Editorial by HFE President John Bowis
When you need medical treatment, do you ever wonder why some products and services are available and others aren’t? Perhaps your friend in another country is able to get a treatment for a similar ailment that you can’t?
If you’ve ever wondered why, it is because even though healthcare technologies may receive approval to be sold in the EU, each Member State health system independently decides the level of reimbursement for the product – which impacts the accessibility to you as a patient. This process is called health technology assessment (HTA). An HTA might be a part of helping decision-makers determine the technologies, products and services that are offered by the health system. For drugs, following approval by the European Medicines Agencies, an HTA is used to support further price and reimbursement decision making.
The EU has been involved in supporting Member States on HTA for many years, mostly by co-financing joint actions to share best practices, work jointly on methodologies and having initial pilots of joint assessment on HTA (EUnetHTA) which might be further used at national level. However, with the implementation of the Patients’ Rights in Cross-border Healthcare Directive, the EU role in HTA is growing given the establishment of a permanent network to guide strategic decisions about cooperation at EU level – such as moving towards the development of joint HTAs to serve as input in multiple Member States in order to avoid duplication of work.
While the network can provide great benefits to health authorities by sharing information and providing support and complementary activities to national work, it is fundamental that the network ensure appropriate stakeholder involvement so that patient and healthcare professional views, as well as payer and industries expertise, is included in assessments. After all, the people who will use and benefit from technologies should be considered in the evaluation.
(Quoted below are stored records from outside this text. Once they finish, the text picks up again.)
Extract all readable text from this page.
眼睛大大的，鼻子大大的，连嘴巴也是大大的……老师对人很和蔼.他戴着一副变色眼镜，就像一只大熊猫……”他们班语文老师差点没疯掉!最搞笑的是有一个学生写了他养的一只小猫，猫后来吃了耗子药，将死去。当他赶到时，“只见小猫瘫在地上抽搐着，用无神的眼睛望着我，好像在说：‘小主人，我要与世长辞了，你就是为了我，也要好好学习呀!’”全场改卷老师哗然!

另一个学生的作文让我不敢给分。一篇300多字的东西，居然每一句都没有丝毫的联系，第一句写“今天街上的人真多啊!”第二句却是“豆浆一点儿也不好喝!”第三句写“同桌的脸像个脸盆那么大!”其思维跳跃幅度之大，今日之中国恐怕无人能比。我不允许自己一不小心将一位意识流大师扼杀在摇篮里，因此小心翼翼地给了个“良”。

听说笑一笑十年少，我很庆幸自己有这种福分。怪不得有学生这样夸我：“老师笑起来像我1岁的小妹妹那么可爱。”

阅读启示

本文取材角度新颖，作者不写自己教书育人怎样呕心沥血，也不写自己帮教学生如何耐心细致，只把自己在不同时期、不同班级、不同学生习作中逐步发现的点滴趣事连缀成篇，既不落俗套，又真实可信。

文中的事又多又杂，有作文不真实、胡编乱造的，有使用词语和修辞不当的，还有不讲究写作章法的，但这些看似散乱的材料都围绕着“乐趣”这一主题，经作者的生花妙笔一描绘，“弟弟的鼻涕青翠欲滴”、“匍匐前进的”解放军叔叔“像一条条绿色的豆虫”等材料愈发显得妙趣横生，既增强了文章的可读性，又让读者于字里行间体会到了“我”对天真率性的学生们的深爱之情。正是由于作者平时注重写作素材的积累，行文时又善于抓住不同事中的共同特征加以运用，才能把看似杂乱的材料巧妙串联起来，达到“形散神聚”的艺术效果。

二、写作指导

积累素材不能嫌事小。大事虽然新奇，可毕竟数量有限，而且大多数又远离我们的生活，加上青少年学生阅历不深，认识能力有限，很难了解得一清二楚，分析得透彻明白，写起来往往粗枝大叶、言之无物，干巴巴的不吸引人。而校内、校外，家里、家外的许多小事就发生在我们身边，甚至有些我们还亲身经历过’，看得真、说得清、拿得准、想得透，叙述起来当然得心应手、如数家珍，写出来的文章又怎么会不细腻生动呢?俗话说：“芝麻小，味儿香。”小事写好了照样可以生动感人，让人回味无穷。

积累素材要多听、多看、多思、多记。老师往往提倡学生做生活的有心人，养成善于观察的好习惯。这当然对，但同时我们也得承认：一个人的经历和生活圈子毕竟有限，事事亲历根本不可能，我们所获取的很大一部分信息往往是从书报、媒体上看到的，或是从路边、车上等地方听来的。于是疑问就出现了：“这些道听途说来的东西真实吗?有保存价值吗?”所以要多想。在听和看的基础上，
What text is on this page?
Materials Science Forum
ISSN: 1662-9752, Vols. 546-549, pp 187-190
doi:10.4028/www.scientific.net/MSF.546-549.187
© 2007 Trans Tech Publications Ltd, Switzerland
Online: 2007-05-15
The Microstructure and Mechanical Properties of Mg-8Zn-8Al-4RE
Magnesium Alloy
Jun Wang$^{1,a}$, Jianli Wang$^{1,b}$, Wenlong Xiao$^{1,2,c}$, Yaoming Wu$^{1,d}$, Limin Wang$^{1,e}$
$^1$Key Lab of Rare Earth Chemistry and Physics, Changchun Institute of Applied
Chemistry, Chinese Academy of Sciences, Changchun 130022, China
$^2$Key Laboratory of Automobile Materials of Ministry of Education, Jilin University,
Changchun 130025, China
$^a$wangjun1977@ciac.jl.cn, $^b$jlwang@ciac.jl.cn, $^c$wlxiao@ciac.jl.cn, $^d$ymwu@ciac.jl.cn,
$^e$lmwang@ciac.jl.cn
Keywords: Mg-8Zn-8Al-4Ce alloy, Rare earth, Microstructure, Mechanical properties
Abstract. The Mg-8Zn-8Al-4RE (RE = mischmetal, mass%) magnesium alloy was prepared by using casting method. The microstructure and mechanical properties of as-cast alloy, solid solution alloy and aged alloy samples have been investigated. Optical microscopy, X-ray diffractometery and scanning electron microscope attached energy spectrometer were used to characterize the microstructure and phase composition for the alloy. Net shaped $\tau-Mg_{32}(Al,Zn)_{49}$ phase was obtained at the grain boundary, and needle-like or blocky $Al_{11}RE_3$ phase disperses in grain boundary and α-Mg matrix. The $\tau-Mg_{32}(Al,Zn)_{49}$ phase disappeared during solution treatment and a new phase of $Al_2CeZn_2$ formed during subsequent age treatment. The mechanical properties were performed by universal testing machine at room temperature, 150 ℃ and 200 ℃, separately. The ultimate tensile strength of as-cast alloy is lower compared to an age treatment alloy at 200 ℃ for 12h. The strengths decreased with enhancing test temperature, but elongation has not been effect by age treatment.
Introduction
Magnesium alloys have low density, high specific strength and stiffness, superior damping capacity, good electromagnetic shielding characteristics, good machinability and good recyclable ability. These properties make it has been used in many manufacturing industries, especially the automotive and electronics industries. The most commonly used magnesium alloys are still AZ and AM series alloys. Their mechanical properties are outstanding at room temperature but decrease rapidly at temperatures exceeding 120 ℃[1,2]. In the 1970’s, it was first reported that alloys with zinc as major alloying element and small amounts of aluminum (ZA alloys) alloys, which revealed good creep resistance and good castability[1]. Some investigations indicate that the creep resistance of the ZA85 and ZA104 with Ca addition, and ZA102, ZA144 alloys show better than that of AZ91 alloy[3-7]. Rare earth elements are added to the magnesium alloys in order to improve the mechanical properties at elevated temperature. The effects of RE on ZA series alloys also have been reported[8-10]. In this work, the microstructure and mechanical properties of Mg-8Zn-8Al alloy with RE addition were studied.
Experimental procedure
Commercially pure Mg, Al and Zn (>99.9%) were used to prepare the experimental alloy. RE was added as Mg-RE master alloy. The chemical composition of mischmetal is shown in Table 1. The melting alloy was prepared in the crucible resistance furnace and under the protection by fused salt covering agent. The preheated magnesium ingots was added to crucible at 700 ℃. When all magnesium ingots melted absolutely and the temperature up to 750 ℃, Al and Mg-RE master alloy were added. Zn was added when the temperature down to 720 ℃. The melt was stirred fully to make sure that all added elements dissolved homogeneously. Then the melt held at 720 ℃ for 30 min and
This means developing a stakeholder involvement policy that secures stakeholder interests, and views, are taken into account before, during, and post decision-making processes on HTA. It is imperative that the network allow for an appropriate amount of stakeholder representatives to take part in the strategic direction of the network as well as individual HTA assessments.
I believe this is best achieved through the European Commission as Secretariat for the network precisely because the Commission is well-suited to managing stakeholder involvement in networks and expert groups. Its guiding principles and structure also help to safeguard transparency within the network and individual HTAs so that outcomes of joint evaluations can be understood, as well as the reasoning behind why certain technologies are, or are not, available to us in our healthcare system.
Of course, the EU will not be making decisions about which health technologies are reimbursed by Member State health systems, but it does play a very important role in guiding the decision-making processes of Member States on HTA. This is especially important as health systems throughout the EU look at ways to increase efficiency and efficacy of healthcare for all citizens. While HTA has an important part to play in supporting smart decision-making in healthcare, it can only do so via inclusive and transparent processes that ultimately consider all health stakeholders.